Book “Romance with Data Science. How to monetize big data "

imageHello, Habitants! How to squeeze everything out of your data? How to make data-driven decisions? How to organize data science within the company? Who to Hire as an Analyst? How to bring machine learning and artificial intelligence projects to the top level? Roman Zykov knows the answer to these and many other questions, because he has been analyzing data for almost twenty years. Roman's track record includes creating his own company from scratch with offices in Europe and South America, which has become a leader in the use of artificial intelligence (AI) in the Russian market. In addition, the author of the book created analytics at Ozon.ru from scratch. This book is intended for the thinking reader who wants to try their hand at data analysis and create services based on it. It will be useful to you if you are a manager,who wants to set goals and manage analytics. If you are an investor, it will make it easier for you to understand the potential of a startup. Those who "saw" their startup will find here recommendations on how to choose the right technology and recruit a team. And the book will help beginners broaden their horizons and begin to apply practices that they have not thought about before, and this will set them apart from professionals in such a difficult and volatile field.



Do I need to be able to program?



Yes need. In the 21st century, it is desirable for every person to understand how to use programming in their work. Previously, programming was available only to a narrow circle of engineers. Over time, applied programming has become more accessible, democratic and convenient.



I learned to program on my own as a child. My father bought a computer "Partner 01.01" in the late 1980s, when I was about eleven years old, and I began to immerse myself in programming. First, I mastered the BASIC language, then I got to the assembler. I studied everything from books - then there was no one to ask. The groundwork that was made in childhood was very useful to me in life. At that time, my main instrument was a blinking white cursor on a black screen, programs had to be recorded on a tape recorder - all this cannot be compared with the possibilities that we have now. The basics of programming are not so difficult to learn. When my daughter was five and a half years old, I put her in a simple Scratch programming course. With my little tips, she took this course and even got her entry-level MIT certification.



Application programming is what allows you to automate part of an employee's functions. The first candidates for automation are repetitive actions.

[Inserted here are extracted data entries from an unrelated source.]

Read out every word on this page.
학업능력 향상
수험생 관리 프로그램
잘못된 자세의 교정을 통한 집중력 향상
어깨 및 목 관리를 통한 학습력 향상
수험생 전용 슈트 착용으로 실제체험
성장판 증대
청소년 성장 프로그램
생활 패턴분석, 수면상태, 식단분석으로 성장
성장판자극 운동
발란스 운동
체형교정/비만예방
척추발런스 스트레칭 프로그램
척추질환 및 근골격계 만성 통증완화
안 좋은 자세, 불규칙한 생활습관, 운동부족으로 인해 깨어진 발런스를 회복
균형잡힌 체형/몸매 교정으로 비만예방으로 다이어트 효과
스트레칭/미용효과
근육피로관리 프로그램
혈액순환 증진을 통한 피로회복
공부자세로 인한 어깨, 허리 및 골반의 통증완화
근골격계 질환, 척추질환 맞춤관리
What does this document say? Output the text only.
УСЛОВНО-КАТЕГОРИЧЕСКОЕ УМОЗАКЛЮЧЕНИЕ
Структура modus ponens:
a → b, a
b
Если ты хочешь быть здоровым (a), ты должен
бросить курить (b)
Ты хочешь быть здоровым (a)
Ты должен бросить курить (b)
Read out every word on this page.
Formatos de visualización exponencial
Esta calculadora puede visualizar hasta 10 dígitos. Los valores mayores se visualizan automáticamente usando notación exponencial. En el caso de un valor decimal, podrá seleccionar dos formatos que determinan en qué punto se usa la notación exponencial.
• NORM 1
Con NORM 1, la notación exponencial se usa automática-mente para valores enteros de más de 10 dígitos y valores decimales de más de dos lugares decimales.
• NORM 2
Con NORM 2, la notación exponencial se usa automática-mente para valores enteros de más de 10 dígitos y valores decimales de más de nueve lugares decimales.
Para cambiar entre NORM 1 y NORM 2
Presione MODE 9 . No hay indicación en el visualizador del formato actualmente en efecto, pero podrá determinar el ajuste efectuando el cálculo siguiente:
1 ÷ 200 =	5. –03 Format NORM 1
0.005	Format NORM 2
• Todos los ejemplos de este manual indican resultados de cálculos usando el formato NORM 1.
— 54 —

There are two ways in analytics. The first is to use ready-made tools (Excel, Tableau, SAS, SPSS, etc.), where all actions are performed with the mouse, and the maximum programming is to write a formula. The second is to write in Python, R, or SQL. These are two fundamentally different approaches, but a good person should be proficient in both. When working with any task, you need to find a balance between speed and quality. This is especially true for searching for insights. I have met both ardent adherents of programming and stubborn ones who could only use a mouse and at most one program. A good specialist will select his own tool for each task. In some case, he will write a program, in another he will do everything in Excel. And in the third, it will combine both approaches: it will upload data to SQL, process the dataset in Python, and analyze it in an Excel or Google Docs pivot table.The speed of work of such an advanced specialist can be an order of magnitude higher than that of a one-liner. Knowledge gives freedom.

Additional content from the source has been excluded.